An emergency health situation in the Auaris region (in the northernmost part of Yanomami territory) this month demonstrated how sporadic medical care will not solve the health problems in the Yanomami area and that it is crucial to implement the permanent Yanomami Health Project. In the absence of any scheme of comprehensive permanent health coverage throughout the whole Yanomami area, emergencies such as that in Auaris often run out of control before medical help arrives. Villages located far from mission stations or Funai posts do not receive doctors’ visits
on a regular basis, with the result that epidemics can reach tragic proportions in the remoter areas before news of the outbreak reaches a post. An example of this is the community of Karimani, where many of the Auaris region’s 160 confirmed cases of malaria (out of a total population of less than 400) have occurred; a Yanomami woman who had lost her child was transferred to Boa Vista in a malarial semi-coma, and there are reports of children suffering from grave malnutrition with their whole families affected by malaria and unable to gather food. 90% of the 200 Yanomami currently receiving medical attention in the Auaris area have been diagnosed as suffering from malnutrition.

Despite problems such as the lacking of a helicopter small enough to land in the village, the release of emergency funds equivalent to $20,000 by the Health Ministry and contributions from CCPY and other NGOs allowed emergency work to get under way. It is clear, however, that only permanent monitoring under a comprehensive health plan will put an end to the suffering of the people of Karimani and hundreds of similar villages.

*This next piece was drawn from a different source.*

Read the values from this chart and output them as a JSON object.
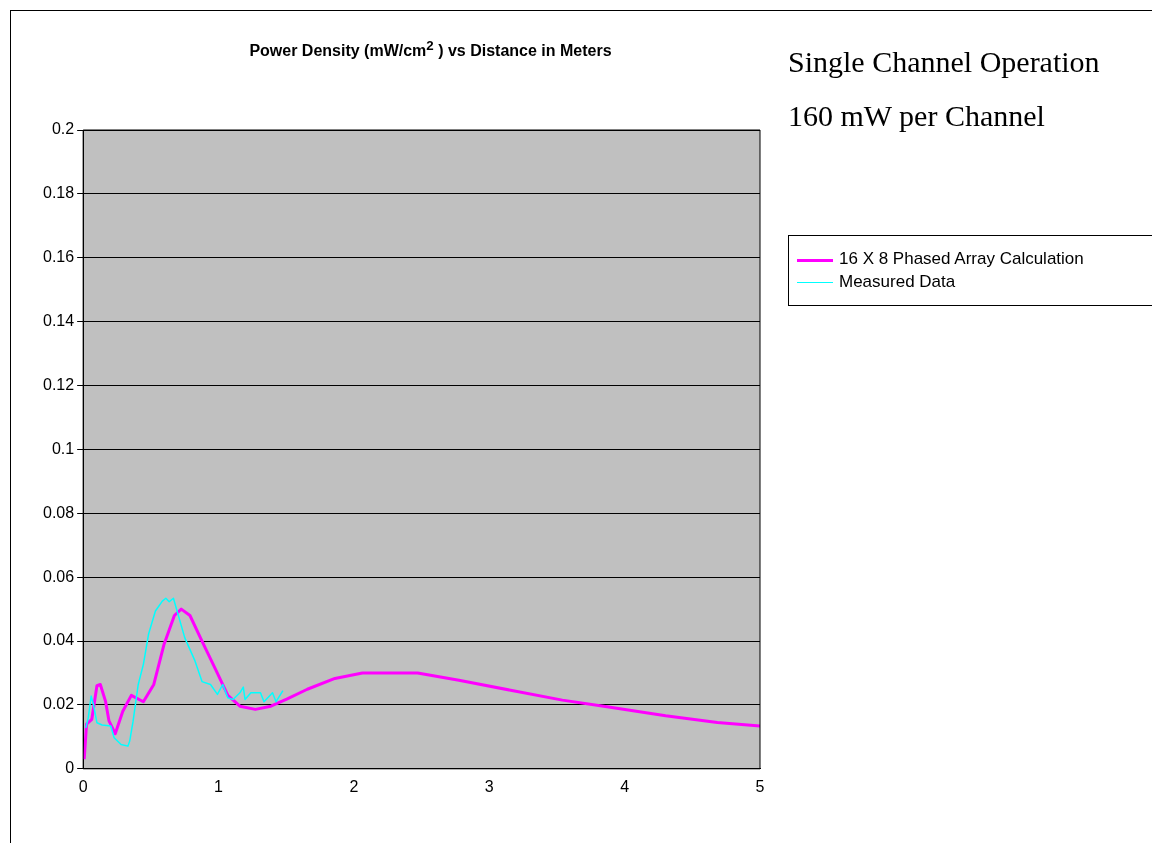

The new date set by the Health Ministry for the Permanent Health Plan is supposed to come into effect this month, though money is in critically short supply as the details of the final budget application have yet to be concluded. In addition, President Collor still has to sign a Decree sanctioning the creation of the body responsible for the project, the Health Ministry’s National Health Foundation (FNS).


Beginning April 10 Davi Kopenawa Yanomami travels to the United States accompanied by CCPY Coordinator Claudia Andujar. They will meet with officials at the United Nations, the Organization of American States and the World Bank as well as American Congressmen and the Brazilian Ambassador in Washington. They will participate in conferences at New York and Yale universities. Davi has also been invited to speak in Pittsburgh to supporters of the Catholic Consolata mission, a religious order that maintains a mission house in the Yanomami area.

The trip is sponsored by Survival International, the Museum of the American Indian of the Smithsonian Institute and other bodies linked to environmental and indigenous matters.”